Embora muitos deles sejam feitos de leite, apenas uma pequena quantidade de cálcio está presente nos gelados e não deixam de ser prejudiciais para a saúde oral.

Quando ingerimos gelados, muitas vezes surgem dores agudas, quase sempre de curta duração. Isso tem a ver com a sensibilidade dentária, originada do desgaste da camada que protege os dentes, o esmalte, e a consequente exposição da dentina ao frio.

– AÇÚCAR > O açúcar dos gelados favorece e agrava o desgaste dentário. Há, portanto, que ter cautela quanto ao consumo exagerado de gelados. A placa bacteriana, cáries dentárias, manchas nos dentes, e doenças da gengiva advêm do consumo de alimentos açucarados em demasia. E os dentes sensíveis são resultado de gengivas e cavidades não saudáveis.

– ALTERNATIVA > Se não conseguir resistir aos gelados, são preferíveis os que têm menor teor de açúcar, ou mesmo sem açúcar. Deve evitar os gelados constituídos por água, com pena de afectar em demasia o esmalte dentário, e optar pelos cremosos ou semifrios.

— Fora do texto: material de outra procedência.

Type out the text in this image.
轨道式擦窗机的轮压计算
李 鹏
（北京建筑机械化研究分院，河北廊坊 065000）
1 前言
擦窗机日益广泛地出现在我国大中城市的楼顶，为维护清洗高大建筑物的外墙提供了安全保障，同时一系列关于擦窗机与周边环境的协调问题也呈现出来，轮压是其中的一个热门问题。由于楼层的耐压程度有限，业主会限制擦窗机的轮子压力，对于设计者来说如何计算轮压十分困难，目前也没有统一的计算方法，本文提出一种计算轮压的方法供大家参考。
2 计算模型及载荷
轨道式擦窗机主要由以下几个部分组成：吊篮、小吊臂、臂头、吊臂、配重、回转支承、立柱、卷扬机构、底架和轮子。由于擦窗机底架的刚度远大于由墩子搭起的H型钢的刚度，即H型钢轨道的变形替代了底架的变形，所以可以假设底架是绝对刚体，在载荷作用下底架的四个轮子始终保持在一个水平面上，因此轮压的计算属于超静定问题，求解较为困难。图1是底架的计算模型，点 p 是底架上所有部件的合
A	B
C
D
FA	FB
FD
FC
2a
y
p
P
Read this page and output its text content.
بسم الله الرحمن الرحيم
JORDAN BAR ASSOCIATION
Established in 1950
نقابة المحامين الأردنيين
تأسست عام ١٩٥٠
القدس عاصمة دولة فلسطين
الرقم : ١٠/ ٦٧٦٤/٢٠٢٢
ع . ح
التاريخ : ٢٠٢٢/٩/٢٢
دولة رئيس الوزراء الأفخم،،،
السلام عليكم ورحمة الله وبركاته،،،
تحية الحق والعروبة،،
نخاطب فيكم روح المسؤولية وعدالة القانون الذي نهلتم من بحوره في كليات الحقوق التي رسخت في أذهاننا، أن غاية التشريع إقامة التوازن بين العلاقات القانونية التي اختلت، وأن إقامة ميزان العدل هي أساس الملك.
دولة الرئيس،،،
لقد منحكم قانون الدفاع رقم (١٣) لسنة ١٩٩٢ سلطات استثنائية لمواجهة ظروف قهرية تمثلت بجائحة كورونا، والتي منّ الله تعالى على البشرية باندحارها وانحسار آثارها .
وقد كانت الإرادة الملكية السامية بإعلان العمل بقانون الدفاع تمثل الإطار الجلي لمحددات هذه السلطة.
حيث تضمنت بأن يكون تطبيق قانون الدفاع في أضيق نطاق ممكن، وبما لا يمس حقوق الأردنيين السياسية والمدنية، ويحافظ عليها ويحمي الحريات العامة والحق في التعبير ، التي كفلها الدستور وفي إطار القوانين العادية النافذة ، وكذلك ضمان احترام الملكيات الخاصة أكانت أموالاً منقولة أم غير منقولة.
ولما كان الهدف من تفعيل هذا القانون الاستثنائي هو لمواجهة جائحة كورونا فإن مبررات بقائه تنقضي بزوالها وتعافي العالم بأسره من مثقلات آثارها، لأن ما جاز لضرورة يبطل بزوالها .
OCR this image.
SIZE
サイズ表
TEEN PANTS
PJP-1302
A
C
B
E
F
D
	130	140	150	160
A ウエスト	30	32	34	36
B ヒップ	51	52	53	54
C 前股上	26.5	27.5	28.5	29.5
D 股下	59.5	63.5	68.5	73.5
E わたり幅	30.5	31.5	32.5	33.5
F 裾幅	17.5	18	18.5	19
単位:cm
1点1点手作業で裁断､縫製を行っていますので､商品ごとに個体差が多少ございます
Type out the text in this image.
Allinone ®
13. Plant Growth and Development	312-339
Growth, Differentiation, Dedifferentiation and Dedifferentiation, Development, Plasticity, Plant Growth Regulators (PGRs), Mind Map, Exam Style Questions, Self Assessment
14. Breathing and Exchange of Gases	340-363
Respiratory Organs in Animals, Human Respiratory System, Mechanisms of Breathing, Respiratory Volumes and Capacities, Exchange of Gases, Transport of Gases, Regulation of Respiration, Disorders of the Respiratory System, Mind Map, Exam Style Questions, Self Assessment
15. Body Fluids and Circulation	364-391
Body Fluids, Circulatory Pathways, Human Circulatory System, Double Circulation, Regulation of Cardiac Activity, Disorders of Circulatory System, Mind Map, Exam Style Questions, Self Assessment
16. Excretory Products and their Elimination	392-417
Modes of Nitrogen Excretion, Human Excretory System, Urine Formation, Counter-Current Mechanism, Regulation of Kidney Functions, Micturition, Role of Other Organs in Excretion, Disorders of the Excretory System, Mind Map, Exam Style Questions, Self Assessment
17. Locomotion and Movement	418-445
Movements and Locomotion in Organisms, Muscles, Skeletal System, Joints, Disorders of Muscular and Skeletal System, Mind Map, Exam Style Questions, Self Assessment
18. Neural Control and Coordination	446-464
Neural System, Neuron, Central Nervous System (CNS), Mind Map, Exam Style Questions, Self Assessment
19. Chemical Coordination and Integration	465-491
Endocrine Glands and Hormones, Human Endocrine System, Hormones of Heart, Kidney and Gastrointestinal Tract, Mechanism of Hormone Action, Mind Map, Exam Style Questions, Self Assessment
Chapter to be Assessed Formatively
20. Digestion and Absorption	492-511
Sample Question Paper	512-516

Gelados de sabores como a baunilha e o chocolate devem também ser evitados, e o mesmo para gelados que contêm cítricos como a laranja e o limão, uma vez que são constituídos por ácidos que atingem e aceleram a sensibilidade dentária.

– DURANTE O TRATAMENTO > É possível a ingerência de gelados durante um tratamento, desde que não seja em excesso, e dependendo pois claro do nível de sensibilidade dos seus dentes.

– MEDIDAS APÓS O CONSUMO > Após consumir um gelado, deve-se enxaguar os dentes com água, escová-los, e usar fio dental para limpar o resíduos.

Na verdade, se lhe apetecer comer um gelado, porque não? É pouco provável que o consumo moderado cause danos em grande escala, contudo há que ter cautela na hora da escolha e nos procedimentos a ter após a sua ingerência.